The next paragraph answers the question “What is the International Phonetic Alphabets?” So, once again, an unexpected plural. This is beginning to sound like the meerkats in the British TV advert for a price comparison website (for readers outside Britain, change ‘meerkat’ into ‘market’ for an explanation of this).

“How does IPA work? The tables below show how each symbol sounds like …” Shouldn’t that be ‘what’, not ‘how’?

“Put the sounds together … For example, you have the word ‘examine’. First, divide the word up into syllables (single sound), e.g. the word, e/xa/mine, (so three syllables). Try to pronounce the word. Next, Look up the word in the dictionary and you will find the IPA of the word /examine/, the IPA is /ɪ g ˈz æ m ɪ n/ (British pronunciation). Then, check where the stress is. Is the primary stress in /e/ or /xa/ or /mine/? It’s /ˈxa/. So you sound louder, longer and done in a higher pitch of voice on the sound /ˈzæ/”.

There is total confusion between spelling and transcription, where both are enclosed in /…/. How are learners to understand that the orthographic <x> is split between two syllables when they are being told that the spelling has <xa> as the second syllable, but the transcription has /z æ/, and what is one to make of the statement “you sound louder, longer and done on a higher pitch”?
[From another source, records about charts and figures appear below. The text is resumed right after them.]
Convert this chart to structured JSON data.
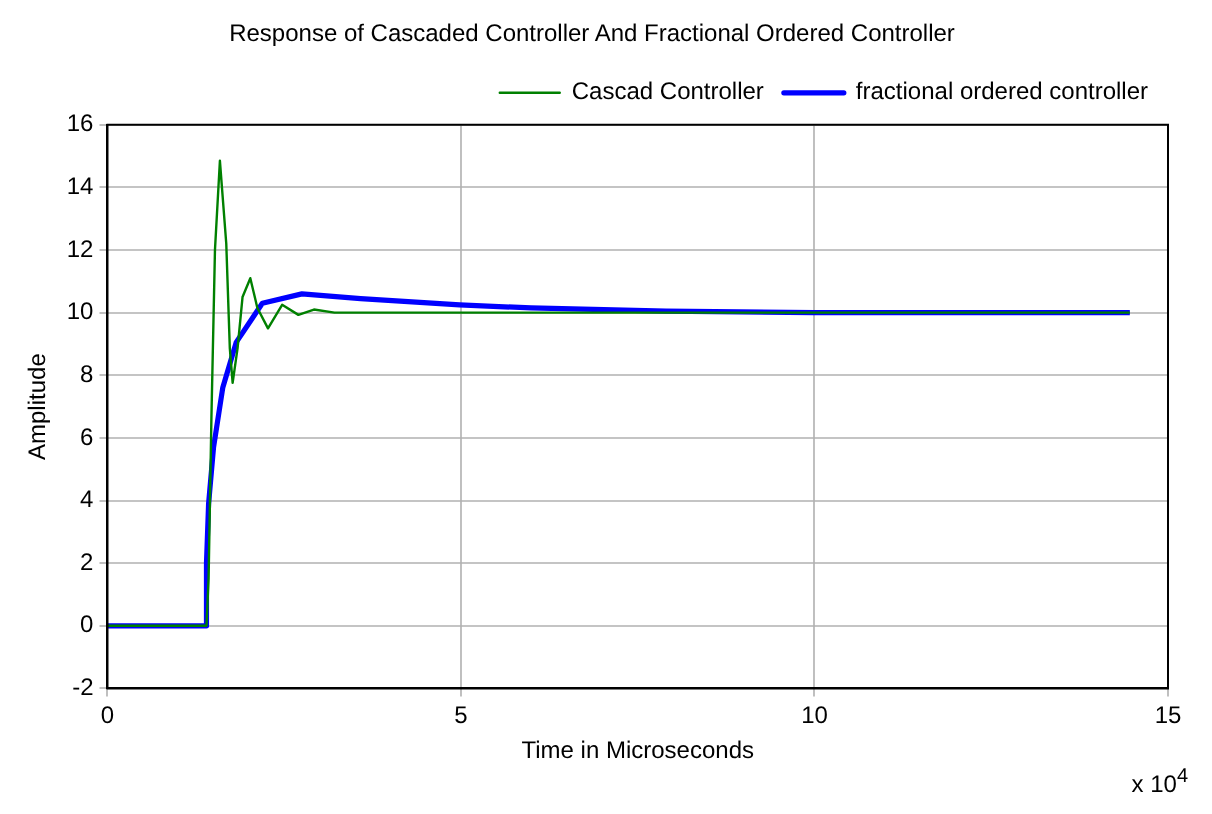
{
  "chart_data": {
    "type": "line",
    "title": "Response of Cascaded Controller And Fractional Ordered Controller",
    "xlabel": "Time in Microseconds",
    "ylabel": "Amplitude",
    "annotations": [
      "x 10$^{4}$"
    ],
    "xlim": [
      0,
      15
    ],
    "xticks": [
      0,
      5,
      10,
      15
    ],
    "ylim": [
      -2,
      16
    ],
    "yticks": [
      -2,
      0,
      2,
      4,
      6,
      8,
      10,
      12,
      14,
      16
    ],
    "grid": true,
    "legend": "top right",
    "line_style": "solid",
    "marker": "none",
    "series": [
      {
        "name": "fractional ordered controller",
        "color": "#0000ff",
        "x": [
          0,
          1.4,
          1.4,
          1.43,
          1.5,
          1.63,
          1.82,
          2.19,
          2.75,
          3.58,
          4.98,
          5.99,
          7.9,
          10,
          14.46
        ],
        "values": [
          0,
          0,
          2,
          3.9,
          5.7,
          7.6,
          9.05,
          10.3,
          10.6,
          10.45,
          10.25,
          10.15,
          10.05,
          10,
          10
        ]
      },
      {
        "name": "Cascad Controller",
        "color": "#008000",
        "x": [
          0,
          1.4,
          1.43,
          1.47,
          1.52,
          1.59,
          1.68,
          1.73,
          1.77,
          1.84,
          1.91,
          2.02,
          2.12,
          2.27,
          2.47,
          2.7,
          2.92,
          3.21,
          14.46
        ],
        "values": [
          0,
          0,
          1.5,
          6.66,
          12,
          14.85,
          12.2,
          8.87,
          7.76,
          8.87,
          10.5,
          11.1,
          10.15,
          9.5,
          10.25,
          9.93,
          10.1,
          10,
          10
        ]
      }
    ]
  }
}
I know the Internet is full of rubbish, but for this to appear under the ‘imprint’ of a respected university in a country where the principal first language is English beggars belief.

Rant over.

July 3, 2011
by Graham

Pronunciation in Dictionaries (2)

The addition of a comprehensive pronunciation history to all the entries in a dictionary would be wonderful – and comments to my last post confirm my opinion. However, there are just a few slight problems.

Jack Windsor Lewis has pointed out that the OED gives a full list of spelling variants through the ages for each word in the etymology section, and implies that we can learn a lot about the word’s pronunciation from that, but while spelling several hundred years ago was at the whim of the writer, and so was likely to reflect that writer’s pronunciation, the fact that several spellings were often used contemporaneously with each other probably means that the pronunciation also varied at the same time.
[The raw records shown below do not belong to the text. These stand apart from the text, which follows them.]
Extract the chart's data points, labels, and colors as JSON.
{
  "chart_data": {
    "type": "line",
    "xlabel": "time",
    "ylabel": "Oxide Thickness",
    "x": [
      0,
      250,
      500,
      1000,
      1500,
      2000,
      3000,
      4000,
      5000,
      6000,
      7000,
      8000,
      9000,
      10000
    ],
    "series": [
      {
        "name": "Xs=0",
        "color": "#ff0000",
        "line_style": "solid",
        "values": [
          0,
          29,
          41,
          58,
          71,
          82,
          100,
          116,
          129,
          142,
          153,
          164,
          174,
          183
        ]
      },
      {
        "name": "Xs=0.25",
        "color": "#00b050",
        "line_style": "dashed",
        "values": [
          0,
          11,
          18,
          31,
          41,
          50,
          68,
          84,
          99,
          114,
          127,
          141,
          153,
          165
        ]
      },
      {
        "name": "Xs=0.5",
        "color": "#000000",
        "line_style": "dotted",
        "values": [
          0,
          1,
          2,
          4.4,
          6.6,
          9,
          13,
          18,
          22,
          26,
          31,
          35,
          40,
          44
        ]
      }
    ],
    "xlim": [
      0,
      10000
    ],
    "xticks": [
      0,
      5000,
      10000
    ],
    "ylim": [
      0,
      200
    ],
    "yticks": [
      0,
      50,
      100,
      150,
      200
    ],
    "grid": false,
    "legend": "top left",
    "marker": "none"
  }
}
Johnson, in the exchange with Boswell that I quoted last time, says “whose pronuncation should we follow?” Does a historical (or an historical – thank you Martin) pronouncing dictionary restrict itself to one dialect/accent, and if so, which one? or does it cover the range of dialects/accents at each period?
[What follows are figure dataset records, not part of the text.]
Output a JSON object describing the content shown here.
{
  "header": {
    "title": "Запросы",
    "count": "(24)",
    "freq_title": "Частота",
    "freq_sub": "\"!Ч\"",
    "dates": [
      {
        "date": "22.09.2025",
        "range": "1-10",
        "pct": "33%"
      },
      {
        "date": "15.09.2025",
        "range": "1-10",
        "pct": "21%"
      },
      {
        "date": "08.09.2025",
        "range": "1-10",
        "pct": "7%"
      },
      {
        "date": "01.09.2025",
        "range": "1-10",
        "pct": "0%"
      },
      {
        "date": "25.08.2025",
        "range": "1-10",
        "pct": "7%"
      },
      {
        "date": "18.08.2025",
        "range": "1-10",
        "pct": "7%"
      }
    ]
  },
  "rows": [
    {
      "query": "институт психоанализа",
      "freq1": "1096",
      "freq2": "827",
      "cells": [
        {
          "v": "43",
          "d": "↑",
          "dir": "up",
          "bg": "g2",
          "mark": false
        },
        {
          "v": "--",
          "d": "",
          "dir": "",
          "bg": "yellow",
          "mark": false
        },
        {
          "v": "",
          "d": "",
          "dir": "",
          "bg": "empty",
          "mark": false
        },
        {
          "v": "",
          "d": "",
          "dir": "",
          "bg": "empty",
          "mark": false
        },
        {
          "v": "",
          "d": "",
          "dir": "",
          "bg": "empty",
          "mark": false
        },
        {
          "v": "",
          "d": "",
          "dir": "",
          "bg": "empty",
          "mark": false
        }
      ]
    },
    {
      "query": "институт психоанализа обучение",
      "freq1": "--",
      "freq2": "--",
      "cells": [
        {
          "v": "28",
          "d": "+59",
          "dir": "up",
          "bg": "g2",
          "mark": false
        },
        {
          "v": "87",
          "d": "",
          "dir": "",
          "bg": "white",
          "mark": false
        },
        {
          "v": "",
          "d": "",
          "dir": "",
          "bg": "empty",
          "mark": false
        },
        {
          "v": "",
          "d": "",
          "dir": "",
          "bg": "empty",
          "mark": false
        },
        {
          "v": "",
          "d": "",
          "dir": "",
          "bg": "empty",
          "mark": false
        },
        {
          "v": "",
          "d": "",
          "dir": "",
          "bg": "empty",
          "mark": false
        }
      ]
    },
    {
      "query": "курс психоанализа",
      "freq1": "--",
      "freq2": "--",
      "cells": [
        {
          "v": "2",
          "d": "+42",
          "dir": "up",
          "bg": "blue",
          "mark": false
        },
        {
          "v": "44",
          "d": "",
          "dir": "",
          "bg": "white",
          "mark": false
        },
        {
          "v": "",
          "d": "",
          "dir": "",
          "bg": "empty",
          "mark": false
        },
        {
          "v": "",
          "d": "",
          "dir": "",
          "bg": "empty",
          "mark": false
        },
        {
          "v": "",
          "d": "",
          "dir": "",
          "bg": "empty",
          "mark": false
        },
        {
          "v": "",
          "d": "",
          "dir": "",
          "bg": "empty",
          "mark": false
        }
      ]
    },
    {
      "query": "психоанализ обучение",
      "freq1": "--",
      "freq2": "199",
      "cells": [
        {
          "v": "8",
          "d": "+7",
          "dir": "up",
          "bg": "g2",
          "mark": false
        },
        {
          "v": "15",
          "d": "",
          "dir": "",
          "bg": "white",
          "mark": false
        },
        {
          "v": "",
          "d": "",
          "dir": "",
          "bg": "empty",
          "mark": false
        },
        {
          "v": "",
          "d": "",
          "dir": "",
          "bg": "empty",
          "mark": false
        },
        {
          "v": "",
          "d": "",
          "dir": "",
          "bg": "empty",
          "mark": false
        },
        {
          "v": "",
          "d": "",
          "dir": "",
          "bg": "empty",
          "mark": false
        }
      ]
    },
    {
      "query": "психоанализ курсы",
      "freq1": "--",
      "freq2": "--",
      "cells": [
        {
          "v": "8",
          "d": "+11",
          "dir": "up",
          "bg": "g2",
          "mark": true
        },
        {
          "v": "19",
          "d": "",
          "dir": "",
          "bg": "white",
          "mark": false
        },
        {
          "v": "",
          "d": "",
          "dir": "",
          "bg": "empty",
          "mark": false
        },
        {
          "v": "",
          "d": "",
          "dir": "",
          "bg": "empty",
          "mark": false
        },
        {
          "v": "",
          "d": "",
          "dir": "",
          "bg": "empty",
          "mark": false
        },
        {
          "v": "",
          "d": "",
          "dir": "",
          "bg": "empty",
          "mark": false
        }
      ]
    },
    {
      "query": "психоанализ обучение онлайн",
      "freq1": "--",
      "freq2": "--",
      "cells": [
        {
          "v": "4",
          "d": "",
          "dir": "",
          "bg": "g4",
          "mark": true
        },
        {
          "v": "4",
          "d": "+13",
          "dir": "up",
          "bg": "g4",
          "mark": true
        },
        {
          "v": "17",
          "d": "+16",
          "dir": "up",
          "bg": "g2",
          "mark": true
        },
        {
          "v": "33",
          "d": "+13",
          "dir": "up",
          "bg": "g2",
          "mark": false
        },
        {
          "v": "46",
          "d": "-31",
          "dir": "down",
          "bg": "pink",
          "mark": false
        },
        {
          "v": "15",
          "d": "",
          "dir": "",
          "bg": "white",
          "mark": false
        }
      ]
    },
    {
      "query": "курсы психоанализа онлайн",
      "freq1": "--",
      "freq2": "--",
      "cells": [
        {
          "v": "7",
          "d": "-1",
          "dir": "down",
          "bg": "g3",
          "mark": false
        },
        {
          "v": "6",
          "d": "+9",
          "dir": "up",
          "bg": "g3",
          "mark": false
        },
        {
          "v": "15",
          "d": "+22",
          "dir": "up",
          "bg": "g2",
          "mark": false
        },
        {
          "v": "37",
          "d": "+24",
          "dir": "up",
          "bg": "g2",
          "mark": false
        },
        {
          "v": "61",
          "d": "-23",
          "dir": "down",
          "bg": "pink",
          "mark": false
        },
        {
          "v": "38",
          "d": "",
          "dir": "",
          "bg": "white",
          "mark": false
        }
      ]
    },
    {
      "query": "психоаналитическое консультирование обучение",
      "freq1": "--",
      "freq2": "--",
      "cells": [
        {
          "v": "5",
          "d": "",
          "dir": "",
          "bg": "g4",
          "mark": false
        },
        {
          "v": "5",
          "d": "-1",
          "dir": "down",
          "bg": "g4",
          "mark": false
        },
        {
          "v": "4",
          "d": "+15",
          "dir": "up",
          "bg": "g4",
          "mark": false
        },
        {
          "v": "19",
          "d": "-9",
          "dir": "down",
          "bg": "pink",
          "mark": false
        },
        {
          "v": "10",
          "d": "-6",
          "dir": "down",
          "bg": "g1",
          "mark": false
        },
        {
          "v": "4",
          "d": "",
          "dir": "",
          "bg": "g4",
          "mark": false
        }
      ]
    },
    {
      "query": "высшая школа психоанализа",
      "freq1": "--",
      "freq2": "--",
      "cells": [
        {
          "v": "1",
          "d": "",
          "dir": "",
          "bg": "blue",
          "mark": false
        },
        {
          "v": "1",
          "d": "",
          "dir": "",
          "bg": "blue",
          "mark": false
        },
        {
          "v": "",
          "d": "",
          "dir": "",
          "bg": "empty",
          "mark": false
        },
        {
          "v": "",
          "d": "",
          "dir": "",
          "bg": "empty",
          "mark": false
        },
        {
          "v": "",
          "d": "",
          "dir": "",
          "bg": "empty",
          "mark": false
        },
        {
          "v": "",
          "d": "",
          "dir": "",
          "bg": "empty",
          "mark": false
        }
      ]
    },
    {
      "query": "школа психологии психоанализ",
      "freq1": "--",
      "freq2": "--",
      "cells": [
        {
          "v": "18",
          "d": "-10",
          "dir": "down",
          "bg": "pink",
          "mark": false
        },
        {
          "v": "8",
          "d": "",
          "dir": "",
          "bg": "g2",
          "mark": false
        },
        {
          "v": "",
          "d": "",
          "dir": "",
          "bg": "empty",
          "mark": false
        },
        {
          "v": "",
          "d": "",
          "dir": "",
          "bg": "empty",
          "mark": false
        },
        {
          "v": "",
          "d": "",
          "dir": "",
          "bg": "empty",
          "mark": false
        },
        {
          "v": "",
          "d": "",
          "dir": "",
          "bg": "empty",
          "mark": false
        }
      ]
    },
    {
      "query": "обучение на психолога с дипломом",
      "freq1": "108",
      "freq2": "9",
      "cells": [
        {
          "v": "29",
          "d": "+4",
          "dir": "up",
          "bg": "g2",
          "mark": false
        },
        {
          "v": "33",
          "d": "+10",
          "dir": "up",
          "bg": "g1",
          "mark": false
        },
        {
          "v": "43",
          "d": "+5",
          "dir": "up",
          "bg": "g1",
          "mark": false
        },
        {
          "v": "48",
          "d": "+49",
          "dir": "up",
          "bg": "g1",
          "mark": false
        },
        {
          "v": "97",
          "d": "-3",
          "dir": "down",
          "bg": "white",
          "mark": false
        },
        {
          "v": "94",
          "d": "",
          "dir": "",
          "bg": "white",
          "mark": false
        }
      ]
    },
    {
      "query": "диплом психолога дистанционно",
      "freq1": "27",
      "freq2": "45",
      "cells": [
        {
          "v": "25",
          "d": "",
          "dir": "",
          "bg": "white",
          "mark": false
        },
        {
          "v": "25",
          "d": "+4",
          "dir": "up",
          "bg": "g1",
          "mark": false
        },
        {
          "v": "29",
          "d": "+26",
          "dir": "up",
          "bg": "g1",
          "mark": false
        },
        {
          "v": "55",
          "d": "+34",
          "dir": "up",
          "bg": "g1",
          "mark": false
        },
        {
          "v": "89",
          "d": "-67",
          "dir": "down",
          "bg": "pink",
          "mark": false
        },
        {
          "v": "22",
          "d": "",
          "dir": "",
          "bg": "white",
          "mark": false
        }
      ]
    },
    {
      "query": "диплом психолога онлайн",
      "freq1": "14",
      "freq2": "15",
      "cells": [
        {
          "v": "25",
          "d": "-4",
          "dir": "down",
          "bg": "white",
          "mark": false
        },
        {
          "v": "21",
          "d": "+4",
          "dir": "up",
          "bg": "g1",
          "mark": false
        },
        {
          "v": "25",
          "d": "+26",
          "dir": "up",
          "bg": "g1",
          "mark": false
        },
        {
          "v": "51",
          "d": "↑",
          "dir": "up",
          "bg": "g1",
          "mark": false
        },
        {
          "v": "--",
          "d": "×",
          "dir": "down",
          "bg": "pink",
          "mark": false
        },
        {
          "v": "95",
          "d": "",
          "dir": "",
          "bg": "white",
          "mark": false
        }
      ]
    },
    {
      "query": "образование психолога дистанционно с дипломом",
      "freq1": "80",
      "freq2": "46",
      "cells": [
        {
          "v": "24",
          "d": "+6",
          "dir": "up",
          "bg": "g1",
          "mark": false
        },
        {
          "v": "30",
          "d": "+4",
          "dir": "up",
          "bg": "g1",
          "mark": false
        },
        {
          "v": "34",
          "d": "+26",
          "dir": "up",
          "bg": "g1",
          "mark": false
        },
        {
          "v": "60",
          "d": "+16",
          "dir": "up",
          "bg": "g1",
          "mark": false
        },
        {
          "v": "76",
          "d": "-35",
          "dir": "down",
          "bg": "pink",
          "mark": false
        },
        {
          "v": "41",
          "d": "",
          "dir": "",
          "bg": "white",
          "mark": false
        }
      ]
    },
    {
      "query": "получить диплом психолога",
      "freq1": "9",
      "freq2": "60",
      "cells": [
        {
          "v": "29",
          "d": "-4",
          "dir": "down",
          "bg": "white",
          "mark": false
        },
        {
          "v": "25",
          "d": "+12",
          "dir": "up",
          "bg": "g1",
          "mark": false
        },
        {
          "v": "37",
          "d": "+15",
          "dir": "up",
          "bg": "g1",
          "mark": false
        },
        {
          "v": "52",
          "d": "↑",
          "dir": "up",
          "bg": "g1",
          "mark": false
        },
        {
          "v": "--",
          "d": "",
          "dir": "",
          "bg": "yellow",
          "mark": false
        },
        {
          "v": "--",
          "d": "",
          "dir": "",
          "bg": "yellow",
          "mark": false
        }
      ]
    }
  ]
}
As if this was not a thorny enough problem, the next is even harder. How do you represent the pronunciations? All the current pronouncing dictionaries use a phonological transcription, and have done since Daniel Jones’ first edition of the EPD in 1917. The OED, in its original form, used a transcription that was much more complicated. There is a very good explanation of the history of this transcription, and also its interpretation, by Professor Mike MacMahon in the Transactions of the Philological Society, 1985, pages 72-112.

A phonological transcription is all very well, but the symbols used in the EPD, for instance, have barely changed since 1917. A.C Gimson, in his 1967 edition (the 13th), changed /ou/ to /əu/, and in the 14th edition, further amended /əu/ and /au/ to /əʊ/ and /aʊ/. He also updated the vowel charts in the introduction to reflect changing qualities. This helps to cover a single changing dialect/accent, but without a large number of explanatory notes, it could not explain the full variety of English pronunciations, whether diachronically or synchronically. A truly phonetic transcription would need to be used, which might result in entries looking something like this (which I hope is approximately accurate):

ˈhlaːvwɛərd > ˈlaːvərd > ˈlɔːvərd > ˈlɔːərd > ˈlɔːrd >ˈlɔːəd > ˈlɔəd > ˈlɔːd

(hlafweard > lord).

And this needs to be repeated for every word, from its first appearance in the language. As Martin Ball has asked, are there any takers for the job?